As horror fans, we so often find ourselves disappointed by new releases because nothing ever seems to live up to that feeling of being scared out of our mind we experienced as kids. Green Room might not be the scariest movie you’ve ever seen, but it’s painfully tense and affecting to the point that it might just be the most on edge you’ll been in a theater for a very long time (I’ve seen it twice now and both times the audience gasped).
Put simply, this is a horror movie experience unlike any other and, if you’re somehow still on the fence about it, here are five reasons to see Green Room while it’s in theaters:
Green Room boasts the most inspired, and disgusting, use of masking tape perhaps ever committed to celluloid. But this moment is just one of many, excruciating instances in which the flashes of gore Saulnier experimented with in Blue Ruin break out in all their fully-fledged (and totally practical), stomach-churning glory. You haven’t seen gore like this in a horror movie lately. There’s no comedy to it, no relief when the blood starts spraying. It’s horrifying, relentless, crunchy, gooey and utterly unpredictable. And it will leave a wound on your soul that not even the strongest masking tape can cover.

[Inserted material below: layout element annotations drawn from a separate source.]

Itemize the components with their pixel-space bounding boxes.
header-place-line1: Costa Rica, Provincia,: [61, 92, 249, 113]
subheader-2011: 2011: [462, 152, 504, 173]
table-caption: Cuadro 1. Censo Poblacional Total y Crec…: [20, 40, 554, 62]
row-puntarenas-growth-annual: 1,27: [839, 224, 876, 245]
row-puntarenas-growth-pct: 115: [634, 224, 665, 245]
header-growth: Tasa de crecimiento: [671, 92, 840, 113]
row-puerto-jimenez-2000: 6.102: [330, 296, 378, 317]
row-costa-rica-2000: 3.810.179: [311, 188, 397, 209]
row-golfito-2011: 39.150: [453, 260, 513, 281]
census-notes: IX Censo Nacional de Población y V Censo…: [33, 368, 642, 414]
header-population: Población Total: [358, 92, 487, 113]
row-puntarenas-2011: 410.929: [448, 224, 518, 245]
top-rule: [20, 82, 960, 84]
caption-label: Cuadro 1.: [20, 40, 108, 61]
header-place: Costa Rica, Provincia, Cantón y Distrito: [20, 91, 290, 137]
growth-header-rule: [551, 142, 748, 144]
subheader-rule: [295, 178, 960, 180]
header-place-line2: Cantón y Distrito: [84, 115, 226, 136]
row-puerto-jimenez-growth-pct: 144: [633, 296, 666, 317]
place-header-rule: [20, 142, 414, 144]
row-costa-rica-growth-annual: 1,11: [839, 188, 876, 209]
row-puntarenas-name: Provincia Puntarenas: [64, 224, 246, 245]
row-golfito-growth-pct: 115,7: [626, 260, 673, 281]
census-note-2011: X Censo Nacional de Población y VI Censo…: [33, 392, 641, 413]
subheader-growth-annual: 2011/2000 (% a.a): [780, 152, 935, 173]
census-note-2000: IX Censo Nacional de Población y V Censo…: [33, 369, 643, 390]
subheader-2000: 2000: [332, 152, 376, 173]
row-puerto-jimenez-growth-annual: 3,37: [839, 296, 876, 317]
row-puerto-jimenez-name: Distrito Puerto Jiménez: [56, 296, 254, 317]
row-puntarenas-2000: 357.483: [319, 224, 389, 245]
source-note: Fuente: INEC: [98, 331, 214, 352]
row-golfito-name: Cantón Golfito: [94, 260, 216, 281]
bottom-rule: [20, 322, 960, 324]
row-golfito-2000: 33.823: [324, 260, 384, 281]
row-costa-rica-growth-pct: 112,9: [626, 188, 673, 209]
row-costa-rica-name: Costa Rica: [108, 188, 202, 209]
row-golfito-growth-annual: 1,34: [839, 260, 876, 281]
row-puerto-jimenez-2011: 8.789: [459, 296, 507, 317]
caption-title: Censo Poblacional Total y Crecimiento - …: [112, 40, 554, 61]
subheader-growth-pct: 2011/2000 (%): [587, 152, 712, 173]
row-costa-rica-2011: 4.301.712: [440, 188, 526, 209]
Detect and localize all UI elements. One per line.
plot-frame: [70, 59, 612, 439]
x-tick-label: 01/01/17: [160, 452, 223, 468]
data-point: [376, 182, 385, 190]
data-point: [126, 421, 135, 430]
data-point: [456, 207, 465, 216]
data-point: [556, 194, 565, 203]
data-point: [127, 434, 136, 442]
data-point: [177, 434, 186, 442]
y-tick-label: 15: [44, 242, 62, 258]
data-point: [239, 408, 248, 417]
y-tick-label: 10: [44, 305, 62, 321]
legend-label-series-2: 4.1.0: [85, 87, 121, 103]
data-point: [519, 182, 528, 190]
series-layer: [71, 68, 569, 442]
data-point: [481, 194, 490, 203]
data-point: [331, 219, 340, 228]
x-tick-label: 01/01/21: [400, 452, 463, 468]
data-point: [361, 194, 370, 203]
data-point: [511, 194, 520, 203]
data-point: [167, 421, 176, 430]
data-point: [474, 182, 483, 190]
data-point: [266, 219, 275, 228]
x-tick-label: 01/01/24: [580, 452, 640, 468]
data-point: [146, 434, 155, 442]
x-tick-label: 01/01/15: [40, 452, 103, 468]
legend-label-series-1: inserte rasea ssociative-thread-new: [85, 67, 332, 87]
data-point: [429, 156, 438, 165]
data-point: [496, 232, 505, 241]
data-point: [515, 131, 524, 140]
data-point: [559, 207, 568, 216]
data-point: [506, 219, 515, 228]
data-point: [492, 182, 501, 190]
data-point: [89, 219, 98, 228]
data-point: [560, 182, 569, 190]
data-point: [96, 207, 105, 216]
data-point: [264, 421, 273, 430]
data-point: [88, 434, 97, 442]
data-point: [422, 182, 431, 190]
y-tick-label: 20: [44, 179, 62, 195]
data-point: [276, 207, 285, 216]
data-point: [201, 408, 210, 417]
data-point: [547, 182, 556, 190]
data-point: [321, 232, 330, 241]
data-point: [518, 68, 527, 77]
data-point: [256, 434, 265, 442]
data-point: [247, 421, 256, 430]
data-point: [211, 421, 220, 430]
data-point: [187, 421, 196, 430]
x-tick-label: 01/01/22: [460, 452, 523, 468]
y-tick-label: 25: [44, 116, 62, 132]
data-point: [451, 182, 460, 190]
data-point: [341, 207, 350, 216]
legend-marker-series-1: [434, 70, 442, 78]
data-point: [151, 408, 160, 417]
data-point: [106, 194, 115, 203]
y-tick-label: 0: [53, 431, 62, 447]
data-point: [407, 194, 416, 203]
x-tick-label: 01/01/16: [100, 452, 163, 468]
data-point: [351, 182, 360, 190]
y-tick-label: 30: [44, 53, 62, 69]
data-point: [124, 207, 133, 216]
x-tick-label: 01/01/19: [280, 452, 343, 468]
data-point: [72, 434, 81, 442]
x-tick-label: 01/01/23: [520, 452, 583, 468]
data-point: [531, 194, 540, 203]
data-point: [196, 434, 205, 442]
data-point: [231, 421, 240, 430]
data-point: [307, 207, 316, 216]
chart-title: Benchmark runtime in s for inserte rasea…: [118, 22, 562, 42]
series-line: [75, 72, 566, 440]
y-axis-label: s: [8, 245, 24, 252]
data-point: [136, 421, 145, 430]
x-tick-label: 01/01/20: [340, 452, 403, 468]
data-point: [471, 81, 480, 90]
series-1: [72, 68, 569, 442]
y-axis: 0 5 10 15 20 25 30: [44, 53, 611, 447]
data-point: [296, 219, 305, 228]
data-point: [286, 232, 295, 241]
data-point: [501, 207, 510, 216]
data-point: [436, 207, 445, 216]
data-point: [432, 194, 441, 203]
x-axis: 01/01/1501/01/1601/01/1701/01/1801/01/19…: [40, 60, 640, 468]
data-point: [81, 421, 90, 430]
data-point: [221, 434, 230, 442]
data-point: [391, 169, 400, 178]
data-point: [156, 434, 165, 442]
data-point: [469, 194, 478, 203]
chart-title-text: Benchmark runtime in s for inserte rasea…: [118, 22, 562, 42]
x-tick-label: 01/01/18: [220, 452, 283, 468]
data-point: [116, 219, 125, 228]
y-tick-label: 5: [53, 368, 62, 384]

Going against the grain in a major way, Saulnier has littered his cast with interesting, up-and-coming British actors who, aside from mastering the required North American drawl, offer some serious edge in a way their statewide counterparts couldn’t. Having said that, Anton Yelchin, Mark Webber and Alia Shawkat do a killer job representing the other side of the pond with equally layered, nuanced and, particularly in Yelchin’s case, brave performances. The writer-director’s buddy Macon Blair also pops up to once again prove his worth as an actor, in a quieter role than his Blue Ruin revenge-seeker that is no less intense or committed.
Usually, when a sub-culture features in a film or TV show, it’s for the purpose of a lame, ‘look at those freaks!’-style sight gag. But Saulnier, a former hardcore singer and lifelong punk rock enthusiast himself, has meticulously crafted the world of Green Room so it perfectly represents the real-life scene which many viewers are, or were, a part of. It’s comforting to see the punk scene represented so well onscreen, from casually dropped band names (Cro Mags!) to the torn-up T-shirts the Ain’t Rights wear (Minor Threat!) to the performance of an actual punk song (Dead Kennedys’ notorious “N*zi Punks F**k Off”!). Saulnier reportedly gave his cast a list of appropriate movies and music to get them into the spirit. And, rather than simply using the scene as a cool backdrop, Saulnier puts us right into the battered skate shoes and Docs of these characters so we can smell the blood, sweat and tears as the atmosphere gets tighter and tighter.
Let’s face it, most people were turned on to Green Room by the description of Sir Patrick Stewart’s character as the cold, calculating leader of a group of ruthless neo-N*zi skinheads. And, naturally, the veteran Brit actor does not disappoint in what is one of his finest, and most fascinating, role to date. Darcy could easily have been a cipher, but Stewart imbues him with the sort of calm demeanour that makes one terrified to imagine what he’s thinking, which, mixed with his no-nonsense business approach to the escalating situation, makes for a compelling, and very memorable, screen villain.
Its position in horror
In a year that’s already gifted us The Witch, my decision to call Green Room ‘the first great horror movie of 2016′ may seem like a rash one. But, unlike Eggers’ masterpiece in the making, this is a flick that is so immersive, so affecting, so accessible, it’s impossible to argue it as anything other than a great horror movie (although many have already tried). Where The Witch split horror fans, Green Room should unite us in our celebration of the genre, what it can do, and the many, crazy different places it can go. This movie should make us all excited and proud to be horror fans as well as leading us to question, as The Gift did last year, exactly where the genre can go with the right people driving it forward. It’s something unique, something very different and something to be cherished and supported accordingly.
Catch Green Room in US theaters from April 29th (UK readers have to wait until May 13th.)